Saturday, September 22, 2012

When It Went Wrong

When did things start down? Where was the bump in the road that triggered the Great Recession? In this election season, that question matters in the short term for trying to choose the folks most likely to not send us back down the same path. Partisans from both major parties would love to tell us things when wrong under the other party's watch, but only one side can say it accurately. So when did it start?

To begin answering that question, we can't just look at GDP or unemployment alone. While those may tell us when things really got bad, they don't tell us when the problem started. To get a better idea of when the problem started requires focusing further back than when it became obvious to everyone. The overall economy was hammered by a financial crisis, but that financial crisis didn't just spring up on its own. The financial crisis was triggered by a stumbling housing market. So when did housing tumble off the cliff?

Chart of housing starts, building permits, and residential construction with color coded Presidential terms and Congressional majorities; showing that housing fell off a cliff in 2006. Where the economic foundation cracked: a sharp drop in homebuilding over 2006 during the 109th Congress (R) under President Bush II (R). Those who think the 110th Congress somehow created the problem need to take another look at the data. Things started going wrong before the 110th Congress was even elected.  Housing (starts, building permits, construction) with Presidential party and Congressional majority from January 1998 through July 2012 (data from U.S. Department of Commerce: Census Bureau)
Housing fell off a cliff in 2006; in 2007/8, it was just still falling from 2006.

Building permits peaked on September 2005 and then proceeded to fluctuate through January 2006. Housing starts peaked in January 2006. Then after January 6th, both building permits and housing starts tumbled off that cliff, followed soon after by residential construction. Between the January 2006 peak and the start of the 110th Congress in January 2007, housing starts dropped by 38% and residential construction dropped by 15%. The housing industry was collapsing throughout 2006 and bringing layoffs starting with housing and spreading into related domestic industries such as window and cabinet making. Following on housing's decline, manufacturers new orders hit choppy waters in 2006, . By the end of 2006, the effects weren't yet enough to seriously shake unemployment or turn GDP negative, but the decline did start to show in other measures and a slackening of quarterly GDP growth. The annual growth in consumption per capita for 2006 started back down from what we'd seen in 2005.

Annual consumption/capita growth from 1996 - 2011, showing that demand was falling in 2006 from 2004/5 levels as the decline in the housing sector started to drag on the economy
Demand/person slowed down in 2006 ... before getting to an actual drop.
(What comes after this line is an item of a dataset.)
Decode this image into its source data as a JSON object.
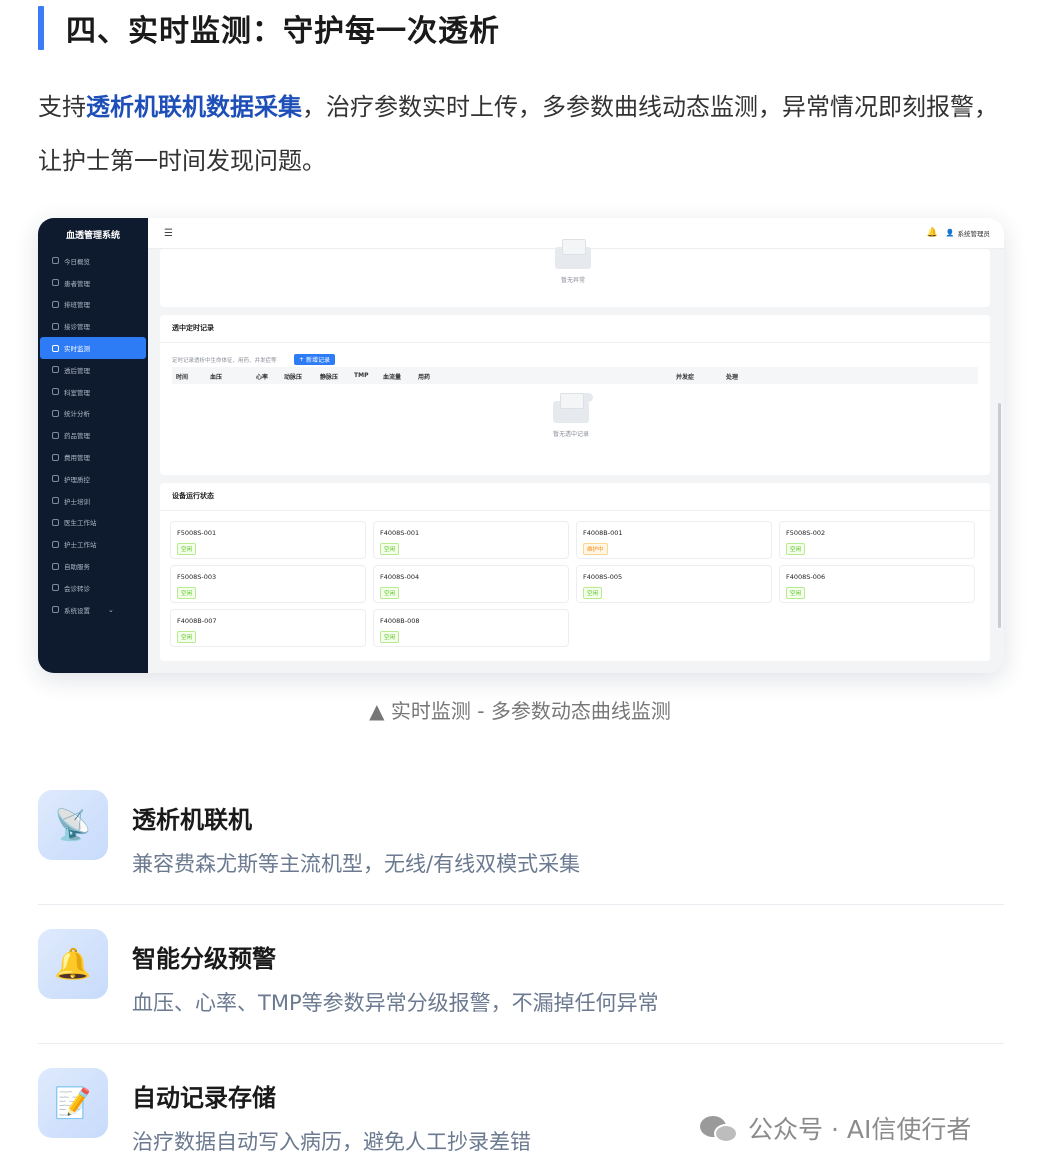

Put it all together it's really only a technicality that the recession didn't hit until late 2007. In fact, the economy was already in rough shape in 2006, with really lousy growth evident over the 2nd and 4th quarters of 2006, to the point of quarterly GDP growth just barely staying out of negatives.

Read GDP growth to end of quarter from 2005 to 2007, showing faltering -- if not quite contracting -- GDP in 2006
2006 wasn't technically recession; but it was darn close.

Clearly, the first wave of what became the Great Recession was well under way during the watch of the 109th Congress (2005-2006) under President Bush II, even though we hadn't reached technical recession yet. What happened during the 110th Congress was just that it became clear that the problem -- which was already under way -- was spreading from housing into finance and from there to everything else. The curtain covering over the problems was pulled away in 2007-2008, but the trouble was there before the curtain pulled away. Republicans held majorities in both Houses of the 109th Congress, as they had for almost all of the time since 1995 (except for a slim Senate flip in part of the 107th Congress). By 2006, Republican policies had held sway in both the executive and legislative for years and they were still in control. While there's room for debate as to how much involvement government had in the creating or allowing the mess, the weight of evidence says that if one were going to blame governance, the party to blame for that mess is Republican.